Writings and Reflections

Hit the Penny

by Lloyd B. Abrams

Once again, Jeffrey had made sure not to step on any of the cracks in the sidewalk on his way home from school. Concentrating on doing that stopped him from feeling apprehensive. He was sure that avoiding the cracks would work magic. But as usual, he was walking by himself because his mother insisted that he stay away from his third-grade classmates. She warned him that they were too rambunctious - that they horsed around too much and that Jeffrey might get hurt. Or even worse.

"Hello, Jeffrey," his mother said. She was sitting on the stoop in front of their building. Her hands were clasped under her knees, keeping her floral-print dress from billowing up in the warm spring breeze.

Jef-fe-ry: He said the three syllables to himself. He was never just Jeff, not even to his friend, who lived upstairs. Sometimes he wished he had a better name, a stronger-sounding name, like David or Daniel or Mark.

His mother's voice was cheerful this time and she looked pretty. She was wearing red lipstick and had on her special gold earrings. He had gotten a whiff of her perfume from the green cut-glass atomizer that she kept on her dresser - the one his father told him had come all the way from Paris. Jeffrey noticed those things. And he remembered.

"Hi, Mom. Waiting for Dad?"

It was Friday afternoon. His father was the manager of a small kosher market that closed early for shabbos.

"Your father's going to be home soon." She paused and lowered her voice. "You better be a good boy." She patted her hand on the step and Jeffrey sat down in the small space next to her, leaning right up against her.

They watched the people passing by. He glanced at his mother, who looked happy and carefree, but he worried about later on, about dinner time, about tonight. Would there be candle-lighting, then a sip of wine and a slice of challah? And then the soup, the roasted chicken his mother takes off the bone for him, and the potatoes and carrots? He felt his mouth watering. Or would there be cruel words and cursing and then the slam of a door - his father storming out once again? And then sudden silence, except for the sobbing that he could hear through the closed bedroom door?

After a while, he said. "Mom, I'm bored. Let's do something."

His mother turned to him and smiled. "Okay. How about playing 'hit the penny?'"

"Sure, Mom. Can we?" The beginning of a game seemed like the only time, except when they read to him at night, that he wasn't being shushed or scolded or reprimanded.

She got up and fished out a coin - a shiny copper penny - from her pocket. She stepped down and dropped the penny onto the sidewalk. Jeffrey reached into his book bag and pulled out his ball - a scuffed Spaldine, which no amount of scrubbing could make bright pink again. Then they stood three sidewalk slabs apart, facing each other, with the penny midway between them.

"Can I go first, Mom?"

"Okay, Jeffrey. But just make sure I can catch the ball."

He brought the ball up to his eye and aimed at the penny. He threw the ball downwards and it missed by only a few inches. When it bounced up, his mother lunged for the ball, and she fumbled it in her hands before she got hold of it.

His mother's throw bounced a foot away from the penny, but Jeffrey cleanly fielded the ball. Hours by himself, tossing the ball against the schoolyard wall and catching it on the rebound, were paying off.

Now, each time, when the ball bounced up, he caught it smoothly, while his mother always looked so awkward. So far, thankfully, she didn't seem to mind.

When the ball hit the penny, there was a satisfying clink, and sometimes the penny flipped up and over. Despite his accuracy, his mother occasionally missed catching the ball and then she had to chase after it. Once, she made him get down on his knees to reach under a parked car to retrieve the ball.

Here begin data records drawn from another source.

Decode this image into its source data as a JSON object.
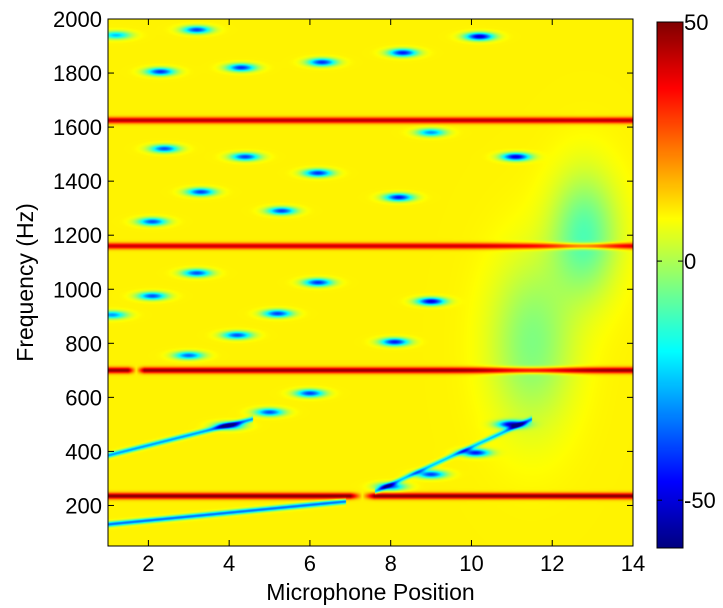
{
  "chart_data": {
    "type": "heatmap",
    "title": "",
    "xlabel": "Microphone Position",
    "ylabel": "Frequency (Hz)",
    "xlim": [
      1,
      14
    ],
    "ylim": [
      50,
      2000
    ],
    "xticks": [
      2,
      4,
      6,
      8,
      10,
      12,
      14
    ],
    "yticks": [
      200,
      400,
      600,
      800,
      1000,
      1200,
      1400,
      1600,
      1800,
      2000
    ],
    "colorbar": {
      "range": [
        -60,
        50
      ],
      "ticks": [
        -50,
        0,
        50
      ],
      "colormap": "jet"
    },
    "background_value": 10,
    "bands": [
      {
        "freq": 235,
        "x_from": 1,
        "x_to": 14,
        "value": 50,
        "gap": [
          7.0,
          7.6
        ]
      },
      {
        "freq": 700,
        "x_from": 1,
        "x_to": 14,
        "value": 48,
        "gap": [
          1.5,
          1.9
        ]
      },
      {
        "freq": 1160,
        "x_from": 1,
        "x_to": 14,
        "value": 42
      },
      {
        "freq": 1625,
        "x_from": 1,
        "x_to": 14,
        "value": 44
      }
    ],
    "spots": [
      {
        "x": 1.2,
        "freq": 1940,
        "value": -25
      },
      {
        "x": 3.2,
        "freq": 1960,
        "value": -40
      },
      {
        "x": 2.3,
        "freq": 1805,
        "value": -42
      },
      {
        "x": 4.3,
        "freq": 1820,
        "value": -42
      },
      {
        "x": 6.3,
        "freq": 1840,
        "value": -42
      },
      {
        "x": 8.3,
        "freq": 1875,
        "value": -45
      },
      {
        "x": 10.2,
        "freq": 1935,
        "value": -52
      },
      {
        "x": 2.4,
        "freq": 1520,
        "value": -38
      },
      {
        "x": 4.4,
        "freq": 1490,
        "value": -40
      },
      {
        "x": 6.2,
        "freq": 1430,
        "value": -42
      },
      {
        "x": 11.1,
        "freq": 1490,
        "value": -50
      },
      {
        "x": 9.0,
        "freq": 1580,
        "value": -30
      },
      {
        "x": 3.3,
        "freq": 1360,
        "value": -40
      },
      {
        "x": 5.3,
        "freq": 1290,
        "value": -40
      },
      {
        "x": 8.2,
        "freq": 1340,
        "value": -45
      },
      {
        "x": 2.1,
        "freq": 1250,
        "value": -38
      },
      {
        "x": 3.2,
        "freq": 1060,
        "value": -38
      },
      {
        "x": 2.1,
        "freq": 975,
        "value": -38
      },
      {
        "x": 6.2,
        "freq": 1025,
        "value": -42
      },
      {
        "x": 5.2,
        "freq": 910,
        "value": -40
      },
      {
        "x": 9.0,
        "freq": 955,
        "value": -50
      },
      {
        "x": 1.1,
        "freq": 905,
        "value": -30
      },
      {
        "x": 4.2,
        "freq": 830,
        "value": -38
      },
      {
        "x": 8.1,
        "freq": 805,
        "value": -45
      },
      {
        "x": 3.0,
        "freq": 755,
        "value": -35
      },
      {
        "x": 6.0,
        "freq": 615,
        "value": -40
      },
      {
        "x": 5.0,
        "freq": 545,
        "value": -38
      },
      {
        "x": 4.0,
        "freq": 495,
        "value": -38
      },
      {
        "x": 11.0,
        "freq": 500,
        "value": -50
      },
      {
        "x": 10.1,
        "freq": 395,
        "value": -45
      },
      {
        "x": 9.0,
        "freq": 315,
        "value": -40
      },
      {
        "x": 8.0,
        "freq": 270,
        "value": -35
      }
    ],
    "streaks": [
      {
        "x1": 1,
        "f1": 130,
        "x2": 6.9,
        "f2": 215,
        "value": -35
      },
      {
        "x1": 1,
        "f1": 385,
        "x2": 4.6,
        "f2": 520,
        "value": -30
      },
      {
        "x1": 7.6,
        "f1": 250,
        "x2": 11.5,
        "f2": 520,
        "value": -25
      }
    ],
    "diffuse": [
      {
        "x": 12.8,
        "freq": 1200,
        "rx": 0.8,
        "rf": 220,
        "value": -10
      },
      {
        "x": 11.5,
        "freq": 800,
        "rx": 1.0,
        "rf": 300,
        "value": -5
      }
    ]
  }
}
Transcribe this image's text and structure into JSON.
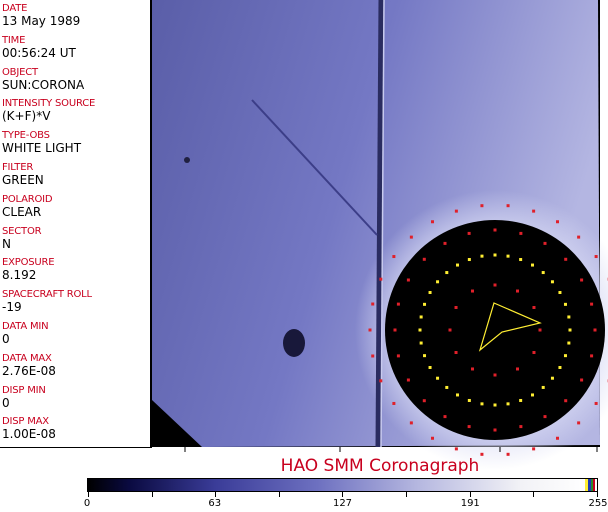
{
  "fields": [
    {
      "label": "DATE",
      "value": "13 May 1989"
    },
    {
      "label": "TIME",
      "value": "00:56:24 UT"
    },
    {
      "label": "OBJECT",
      "value": "SUN:CORONA"
    },
    {
      "label": "INTENSITY SOURCE",
      "value": "(K+F)*V"
    },
    {
      "label": "TYPE-OBS",
      "value": "WHITE LIGHT"
    },
    {
      "label": "FILTER",
      "value": "GREEN"
    },
    {
      "label": "POLAROID",
      "value": "CLEAR"
    },
    {
      "label": "SECTOR",
      "value": "N"
    },
    {
      "label": "EXPOSURE",
      "value": "8.192"
    },
    {
      "label": "SPACECRAFT ROLL",
      "value": "-19"
    },
    {
      "label": "DATA MIN",
      "value": "0"
    },
    {
      "label": "DATA MAX",
      "value": "2.76E-08"
    },
    {
      "label": "DISP MIN",
      "value": "0"
    },
    {
      "label": "DISP MAX",
      "value": "1.00E-08"
    }
  ],
  "title": "HAO  SMM Coronagraph",
  "colorbar": {
    "ticks": [
      "0",
      "63",
      "127",
      "191",
      "255"
    ],
    "range": [
      0,
      255
    ]
  },
  "colors": {
    "label": "#c8001e",
    "marker_red": "#e0202a",
    "marker_yellow": "#ffee33"
  }
}
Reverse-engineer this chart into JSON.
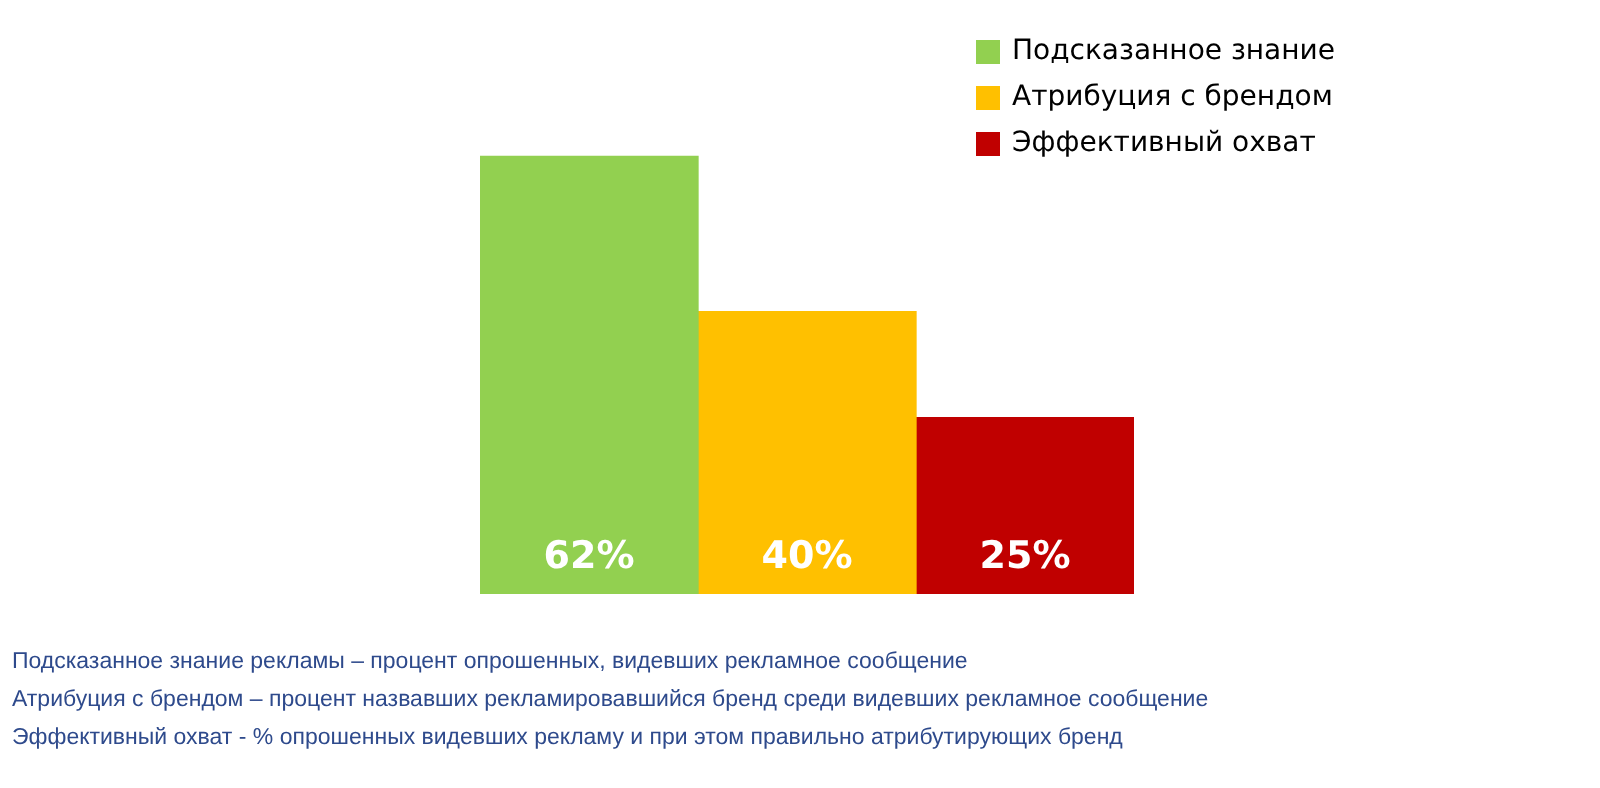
{
  "chart_data": {
    "type": "bar",
    "categories": [
      null
    ],
    "series": [
      {
        "name": "Подсказанное знание",
        "color": "#92d050",
        "values": [
          62
        ],
        "value_labels": [
          "62%"
        ]
      },
      {
        "name": "Атрибуция с брендом",
        "color": "#ffc000",
        "values": [
          40
        ],
        "value_labels": [
          "40%"
        ]
      },
      {
        "name": "Эффективный охват",
        "color": "#c00000",
        "values": [
          25
        ],
        "value_labels": [
          "25%"
        ]
      }
    ],
    "legend": "top right",
    "tick_labels": false,
    "annotations": [
      "Подсказанное знание рекламы – процент опрошенных, видевших рекламное сообщение",
      "Атрибуция с брендом – процент назвавших рекламировавшийся бренд среди видевших рекламное сообщение",
      "Эффективный охват - % опрошенных видевших рекламу и при этом правильно атрибутирующих бренд"
    ]
  }
}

When Jeffrey was ahead, nine to three - winner gets to keep the penny - he looked up and noticed the beads of sweat on his mother's forehead, and loose strands of hair that had become undone. She didn't look so pretty any more. "Flustered," the word she used so often, popped into his mind. He had to end the game.

He drew the ball back over his head and flung it down so hard that it caromed far out of his mother's reach, and bounced and then rolled down the sidewalk. Jeffrey bolted after the ball.

"What'd you do that for?" she yelled at his back. "You're a meshugenah! A crazy person. Just like your father!"

Jeffrey ran as fast as he could to catch up with the ball and then it rolled into the street. A man reached down and grabbed the ball. It was his father, on his way home from the subway.

Jeffrey stood there, panting.

"You've got to be careful, son. You know you shouldn't ever run into the street without looking."

"I know, Dad. I didn't... I wasn't going to..."

"Just be careful, Jeffrey. That's all I have to say."

While Jeffrey caught his breath, his father clasped his hand tightly in his and they walked up the street together.

In front of the building, Jeffrey bent down to pick up the penny.

This time, his father had a silly grin on his face when he saw her waiting out front, looking a bit disheveled. This time, his mother smoothed down her dress and ran her fingers through her hair just before she stepped forward to embrace him. Jeffrey noticed those things.

And this time, this time, Jeffrey prayed that everything would be okay.